Coutts’ O’Connell says a tax break for married couples in 2015 could gain a mention in the Autumn Statement. That said, given the value of the proposed tax break and the number of individuals who would be eligible, he says this historic pledge could ultimately have ‘little impact’ on people's living standards.

'New measures aimed at the low paid should arguably apply across the board and better reflect modern society,’ he added.

Further delays on raising the IHT tax-free band

Other predictions have included a rise in the tax free personal allowance for workers, which is due to rise to £10,000 from next April, but could be raised to £10,500 by April 2015.

For economist Archer and Coutt’s head of tax, trust & estate planning O'Connell, the inheritance tax nil band rate is likely to sit at £325,000, in spite of George Osborne's initial proposals over six years ago to raise it to £1 million.

‘The impact of the IHT tax-free allowance freeze, while understandable in the context of the post-2008 economic landscape, is being compounded by increasing property prices to bring ever more people in to the IHT net,’ O’Connell said.‘Passing on wealth early, to grandchildren perhaps, can be a sensible component of an IHT planning strategy but great care is needed to ensure sufficient monies are kept particularly bearing in mind increased life expectancy and spiralling old age care costs.’

Reduced business rate relief for small companies

Chancellor is also understood to be looking at ways of cutting taxes or costs for small businesses.

Archer suggests another measure that could be announced tomorrow would be a reduction in business rate relief for smaller companies, which is currently due to expire in April.

Tax on foreign-owned property in UK

Analysts are predicting potential capital gains tax on the sales of foreign-owned homes in the UK. For economist Archer, while this would not be a major revenue generator for the Treasury, the main aim would be to try and limit house price gains in London, which, he says, are now rising at a ‘worryingly sharp rate’.

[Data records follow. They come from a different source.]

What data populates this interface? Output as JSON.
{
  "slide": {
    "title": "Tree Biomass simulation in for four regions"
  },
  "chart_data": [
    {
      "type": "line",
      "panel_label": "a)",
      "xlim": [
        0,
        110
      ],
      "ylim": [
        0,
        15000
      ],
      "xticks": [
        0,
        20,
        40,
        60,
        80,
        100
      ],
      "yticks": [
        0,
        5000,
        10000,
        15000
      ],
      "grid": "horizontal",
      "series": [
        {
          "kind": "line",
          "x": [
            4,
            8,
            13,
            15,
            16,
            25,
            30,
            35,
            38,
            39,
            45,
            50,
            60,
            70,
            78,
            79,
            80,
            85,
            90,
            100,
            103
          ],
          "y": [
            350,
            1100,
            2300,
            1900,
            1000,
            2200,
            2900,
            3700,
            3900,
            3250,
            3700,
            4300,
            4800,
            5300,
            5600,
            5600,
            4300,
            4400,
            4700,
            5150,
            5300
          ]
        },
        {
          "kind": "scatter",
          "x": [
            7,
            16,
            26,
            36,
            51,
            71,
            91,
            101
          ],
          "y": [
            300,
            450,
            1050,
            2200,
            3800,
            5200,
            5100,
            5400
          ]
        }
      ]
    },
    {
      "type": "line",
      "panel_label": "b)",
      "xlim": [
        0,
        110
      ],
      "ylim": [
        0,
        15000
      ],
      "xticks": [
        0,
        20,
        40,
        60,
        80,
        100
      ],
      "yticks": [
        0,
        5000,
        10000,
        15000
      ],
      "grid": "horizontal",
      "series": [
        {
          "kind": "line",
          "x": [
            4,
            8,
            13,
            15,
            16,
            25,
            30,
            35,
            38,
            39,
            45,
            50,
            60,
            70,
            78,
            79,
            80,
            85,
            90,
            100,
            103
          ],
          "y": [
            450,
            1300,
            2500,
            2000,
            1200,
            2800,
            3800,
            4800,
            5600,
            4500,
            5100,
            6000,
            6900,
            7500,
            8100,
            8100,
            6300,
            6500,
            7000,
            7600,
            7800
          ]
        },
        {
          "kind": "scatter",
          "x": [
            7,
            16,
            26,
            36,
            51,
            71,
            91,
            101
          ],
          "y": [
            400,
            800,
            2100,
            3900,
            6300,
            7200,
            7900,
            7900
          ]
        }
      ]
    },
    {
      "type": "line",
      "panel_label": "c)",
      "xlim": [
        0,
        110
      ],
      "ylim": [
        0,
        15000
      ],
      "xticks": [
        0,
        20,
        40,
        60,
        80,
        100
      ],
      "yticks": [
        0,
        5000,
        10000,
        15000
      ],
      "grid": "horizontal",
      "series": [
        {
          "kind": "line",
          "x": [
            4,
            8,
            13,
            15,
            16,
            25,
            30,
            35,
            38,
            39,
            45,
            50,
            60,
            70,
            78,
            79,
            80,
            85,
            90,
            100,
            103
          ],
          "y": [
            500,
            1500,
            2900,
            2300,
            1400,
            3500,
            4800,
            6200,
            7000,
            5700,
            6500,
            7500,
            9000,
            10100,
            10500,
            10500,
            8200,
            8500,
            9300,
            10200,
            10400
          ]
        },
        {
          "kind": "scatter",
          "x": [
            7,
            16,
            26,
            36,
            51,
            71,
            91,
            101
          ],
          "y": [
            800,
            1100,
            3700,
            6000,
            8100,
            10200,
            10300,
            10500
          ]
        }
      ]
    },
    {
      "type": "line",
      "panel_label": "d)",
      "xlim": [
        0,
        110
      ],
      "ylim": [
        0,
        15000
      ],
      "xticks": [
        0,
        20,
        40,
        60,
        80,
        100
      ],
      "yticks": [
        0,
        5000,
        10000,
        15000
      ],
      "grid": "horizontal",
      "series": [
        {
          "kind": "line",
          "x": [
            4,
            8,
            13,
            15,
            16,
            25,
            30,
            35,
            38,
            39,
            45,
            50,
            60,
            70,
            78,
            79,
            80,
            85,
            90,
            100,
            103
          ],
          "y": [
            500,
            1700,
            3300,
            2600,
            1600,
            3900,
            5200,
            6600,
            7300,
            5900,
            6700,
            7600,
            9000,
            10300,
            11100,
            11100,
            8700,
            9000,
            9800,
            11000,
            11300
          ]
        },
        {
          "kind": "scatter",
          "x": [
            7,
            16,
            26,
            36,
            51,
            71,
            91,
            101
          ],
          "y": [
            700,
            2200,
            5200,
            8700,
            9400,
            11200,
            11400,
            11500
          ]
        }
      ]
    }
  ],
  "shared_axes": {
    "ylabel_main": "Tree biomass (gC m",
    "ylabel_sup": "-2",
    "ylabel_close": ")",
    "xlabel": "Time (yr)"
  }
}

Coutts’ O’Connell also expected high value UK residential property, particularly overseas-owned, to be targeted - although he says the tax system might constrain the available mechanisms. ‘Raising top-end stamp duty thresholds could prove more effective than imposing a capital gains tax charge on non-residents, while a progressive stamp duty system could have an even wider impact.’

As recently as last week, the Bank of England has started to withdraw some of its support to the housing market by, restricting access to mortgages for its Funding for Lending scheme in 2014.

Anti-avoidance crackdown to gather pace

Further measures are expected to be announced to close specific loopholes that are being capitalised on. Following the introduction of the General Anti-Abuse Rule earlier this year, Coutts’ head of tax, trust & estate planning said Osborne could announce further targeted measures to tackle artificial and abusive avoidance schemes.

‘The distinction between 'reasonable' tax planning and unacceptable tax avoidance is often blurred,’ he said.

Help for house building

In line with fears of a house price bubble, particularly in London, the Chancellor is expected to announce measures aimed at stimulating house building, given that the shortage of supply is a major problem that risks fuelling further price rises.

'The construction sector does now seem to be enjoying the decent, and increasingly broad-based, recovery following extended, deep weakness. Of critical importance to the construction sector going forward is that the economy holds up well over the coming months and that housing market activity sees sustained healthy (but not excessive) growth. The first stage of the government’s Help to Buy initiative has been particularly welcome for housebuilders,' Archer noted.